Testing the rule is fairly simple, we can create a SessionState with our rule and then create a DataFrame and run a query. The logical plan will be optimized by our rule.

use datafusion::prelude::*;

let rules = Arc::new(AddOneInliner {});
let state = ctx.state().with_optimizer_rules(vec![rules]);

let ctx = SessionContext::with_state(state);
ctx.register_udf(add_one);

let sql = "SELECT add_one(1) AS added_one";
let plan = ctx.sql(sql).await?.logical_plan();

println!("{:?}", plan);

This results in the following output:

Projection: Int64(1) + Int64(1) AS added_one
  EmptyRelation

I.e. the add_one UDF has been inlined into the projection.

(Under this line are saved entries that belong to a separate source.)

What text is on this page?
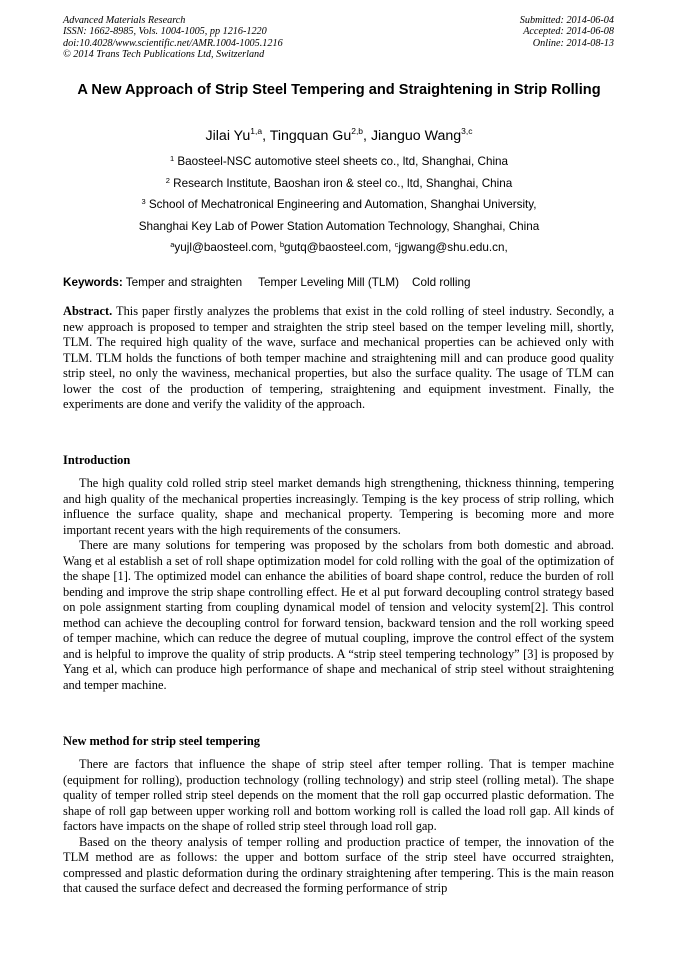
Advanced Materials Research
ISSN: 1662-8985, Vols. 1004-1005, pp 1216-1220
doi:10.4028/www.scientific.net/AMR.1004-1005.1216
© 2014 Trans Tech Publications Ltd, Switzerland
Submitted: 2014-06-04
Accepted: 2014-06-08
Online: 2014-08-13
A New Approach of Strip Steel Tempering and Straightening in Strip Rolling
Jilai Yu$^{1,a}$, Tingquan Gu$^{2,b}$, Jianguo Wang$^{3,c}$
$^1$ Baosteel-NSC automotive steel sheets co., ltd, Shanghai, China
$^2$ Research Institute, Baoshan iron & steel co., ltd, Shanghai, China
$^3$ School of Mechatronical Engineering and Automation, Shanghai University,
Shanghai Key Lab of Power Station Automation Technology, Shanghai, China
$^a$yujl@baosteel.com, $^b$gutq@baosteel.com, $^c$jgwang@shu.edu.cn,
Keywords: Temper and straighten     Temper Leveling Mill (TLM)    Cold rolling

Abstract. This paper firstly analyzes the problems that exist in the cold rolling of steel industry. Secondly, a new approach is proposed to temper and straighten the strip steel based on the temper leveling mill, shortly, TLM. The required high quality of the wave, surface and mechanical properties can be achieved only with TLM. TLM holds the functions of both temper machine and straightening mill and can produce good quality strip steel, no only the waviness, mechanical properties, but also the surface quality. The usage of TLM can lower the cost of the production of tempering, straightening and equipment investment. Finally, the experiments are done and verify the validity of the approach.

Introduction

The high quality cold rolled strip steel market demands high strengthening, thickness thinning, tempering and high quality of the mechanical properties increasingly. Temping is the key process of strip rolling, which influence the surface quality, shape and mechanical property. Tempering is becoming more and more important recent years with the high requirements of the consumers.

There are many solutions for tempering was proposed by the scholars from both domestic and abroad. Wang et al establish a set of roll shape optimization model for cold rolling with the goal of the optimization of the shape [1]. The optimized model can enhance the abilities of board shape control, reduce the burden of roll bending and improve the strip shape controlling effect. He et al put forward decoupling control strategy based on pole assignment starting from coupling dynamical model of tension and velocity system[2]. This control method can achieve the decoupling control for forward tension, backward tension and the roll working speed of temper machine, which can reduce the degree of mutual coupling, improve the control effect of the system and is helpful to improve the quality of strip products. A “strip steel tempering technology” [3] is proposed by Yang et al, which can produce high performance of shape and mechanical of strip steel without straightening and temper machine.

New method for strip steel tempering

There are factors that influence the shape of strip steel after temper rolling. That is temper machine (equipment for rolling), production technology (rolling technology) and strip steel (rolling metal). The shape quality of temper rolled strip steel depends on the moment that the roll gap occurred plastic deformation. The shape of roll gap between upper working roll and bottom working roll is called the load roll gap. All kinds of factors have impacts on the shape of rolled strip steel through load roll gap.

Based on the theory analysis of temper rolling and production practice of temper, the innovation of the TLM method are as follows: the upper and bottom surface of the strip steel have occurred straighten, compressed and plastic deformation during the ordinary straightening after tempering. This is the main reason that caused the surface defect and decreased the forming performance of strip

Getting the data type of the expression

The arrow::datatypes::DataType of the expression can be obtained by calling the get_type given something that implements Expr::Schemable, for example a DFschema object:

use arrow_schema::DataType;
use datafusion::common::{DFField, DFSchema};
use datafusion::logical_expr::{col, ExprSchemable};
use std::collections::HashMap;

let expr = col("c1") + col("c2");
let schema = DFSchema::new_with_metadata(
    vec![
        DFField::new_unqualified("c1", DataType::Int32, true),
        DFField::new_unqualified("c2", DataType::Float32, true),
    ],
    HashMap::new(),
)
.unwrap();
print!("type = {}", expr.get_type(&schema).unwrap());

This results in the following output:

type = Float32

Conclusion

In this guide, we’ve seen how to create Exprs programmatically and how to rewrite them. This is useful for simplifying and optimizing Exprs. We’ve also seen how to test our rule to ensure it works properly.